Museum in Park Rapids, Minnesota

The Giiwedinong Treaty Rights and Culture Museum in Park Rapids, Minnesota, was established in 2023 as the first museum in the state managed by Indigenous peoples, focusing on treaty rights, environmental justice, and cultural heritage.

==Mission==
The museum, named after the Anishinaabe word for "in the north," aims to present and preserve the history and culture of the Anishinaabe and Dakota peoples. It provides educational exhibits and programs designed to inform the public about the significance of treaty rights and the ongoing efforts for environmental justice.

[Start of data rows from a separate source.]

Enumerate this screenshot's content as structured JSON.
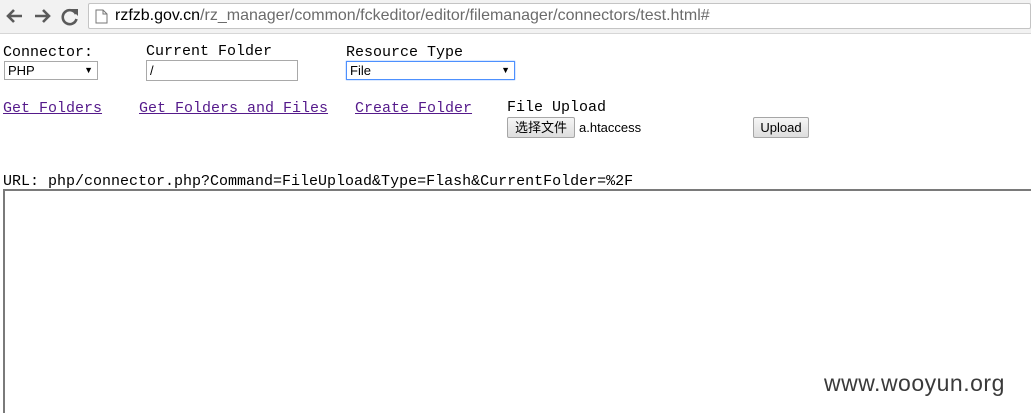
{
  "browser": {
    "url_host": "rzfzb.gov.cn",
    "url_path": "/rz_manager/common/fckeditor/editor/filemanager/connectors/test.html#",
    "icons": {
      "back": "back-arrow-icon",
      "forward": "forward-arrow-icon",
      "reload": "reload-icon",
      "page": "page-icon"
    }
  },
  "form": {
    "connector_label": "Connector:",
    "connector_value": "PHP",
    "current_folder_label": "Current Folder",
    "current_folder_value": "/",
    "resource_type_label": "Resource Type",
    "resource_type_value": "File"
  },
  "actions": {
    "get_folders": "Get Folders",
    "get_folders_and_files": "Get Folders and Files",
    "create_folder": "Create Folder"
  },
  "upload": {
    "label": "File Upload",
    "choose_button": "选择文件",
    "file_name": "a.htaccess",
    "upload_button": "Upload"
  },
  "url_line": "URL: php/connector.php?Command=FileUpload&Type=Flash&CurrentFolder=%2F",
  "watermark": "www.wooyun.org",
  "colors": {
    "visited_link": "#551a8b",
    "focus_border": "#4d90fe"
  }
}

==Collections and programs==
The museum features works from Anishinaabe artists and serves as a venue for storytelling, aiming to represent a range of voices and artistic expressions. It addresses topics at the intersection of Indigenous rights, environmental stewardship, and policy implications.

==Leadership==
A team of Indigenous historians, artists, and community leaders guide the museum, ensuring that it accurately reflects Anishinaabe perspectives. The museum partners with various cultural organizations to extend its educational outreach.

==Exhibits==
Exhibits at the museum cover historical treaties, cultural traditions, and current issues affecting Indigenous communities, with the goal of educating visitors on the Anishinaabe worldview and the relevance of treaty rights.

==Educational outreach==
Giiwedinong conducts educational initiatives for diverse audiences, facilitating engagement with Anishinaabe history, culture, and arts through structured programs and community involvement.

==Facility==
The museum is housed in a building originally funded by Andrew Carnegie in 1908, which served as the Park Rapids library for decades. After the library relocated for accessibility reasons, the building was repurposed for various uses, including a regional office for Enbridge. In 2022, the organization Akiing acquired the building to establish the museum, focusing on the representation of Anishinaabe culture and treaty rights.